Samen leven met mensen van ver
IngezondenINGEZONDEN: Zelfs 26 statushouders zijn voor sommige mensen al teveel. In deze gemeente waar dure woningen gebouwd worden, die als broodjes over de toonbank gaan. Waar de woorden eenvoudig en wat minder luxe nauwelijks aan bod lijken te komen. Waar alles moet kloppen van huis, tot tuin, tot schutting, tot inboedel.

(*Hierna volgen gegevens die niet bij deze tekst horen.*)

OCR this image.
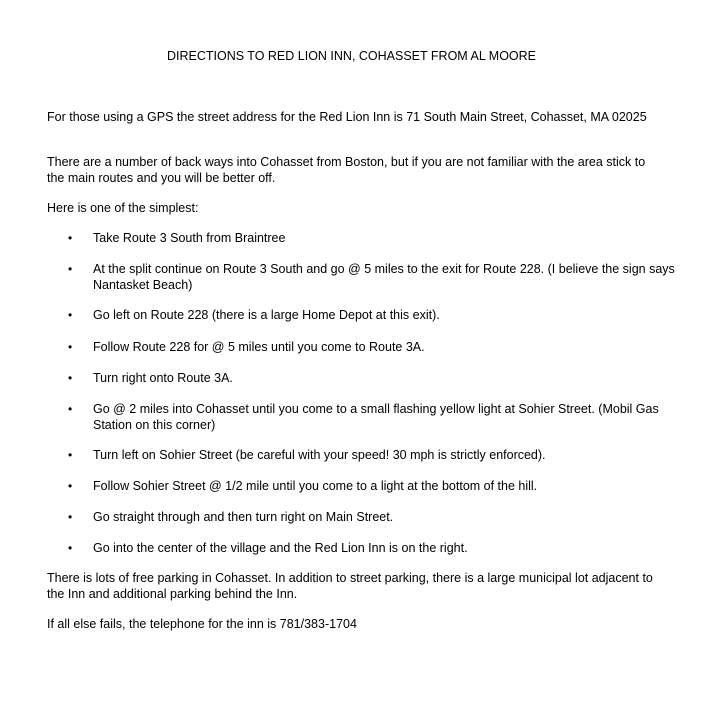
DIRECTIONS TO RED LION INN, COHASSET FROM AL MOORE

For those using a GPS the street address for the Red Lion Inn is 71 South Main Street, Cohasset, MA 02025

There are a number of back ways into Cohasset from Boston, but if you are not familiar with the area stick to the main routes and you will be better off.

Here is one of the simplest:

• Take Route 3 South from Braintree
• At the split continue on Route 3 South and go @ 5 miles to the exit for Route 228. (I believe the sign says Nantasket Beach)
• Go left on Route 228 (there is a large Home Depot at this exit).
• Follow Route 228 for @ 5 miles until you come to Route 3A.
• Turn right onto Route 3A.
• Go @ 2 miles into Cohasset until you come to a small flashing yellow light at Sohier Street. (Mobil Gas Station on this corner)
• Turn left on Sohier Street (be careful with your speed! 30 mph is strictly enforced).
• Follow Sohier Street @ 1/2 mile until you come to a light at the bottom of the hill.
• Go straight through and then turn right on Main Street.
• Go into the center of the village and the Red Lion Inn is on the right.

There is lots of free parking in Cohasset. In addition to street parking, there is a large municipal lot adjacent to the Inn and additional parking behind the Inn.

If all else fails, the telephone for the inn is 781/383-1704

Waar jongeren inderdaad moeten wachten op woonruimte. Waar de huren de pan uit rijzen, waar kopen onmogelijk lijkt, waar banken strenge regels hanteren. Waar 26 vluchtelingen een plaats zoeken en nog krijgen ook. En zij zijn de schuldigen, zij nemen onze plek in, zij horen hier niet thuis, krijgen alles in de schoot geworpen, van bankstel tot tv, een koelkast en een diepvries, uitkering op een presenteerblaadje. Want daarom vluchten zij, daarom dobberen zij op zee, zwerven wekenlang via muren en rollen prikkeldraad, stokslagen en vernedering, naar een veilig heenkomen. Omdat er wrede machthebbers zijn, uitbuiters, moordenaars, verkrachters, de aarde verzuipt of verdroogt, de armoede hoogtij viert, kinderen verkommeren, gezichten getekend zijn door angst en verdriet.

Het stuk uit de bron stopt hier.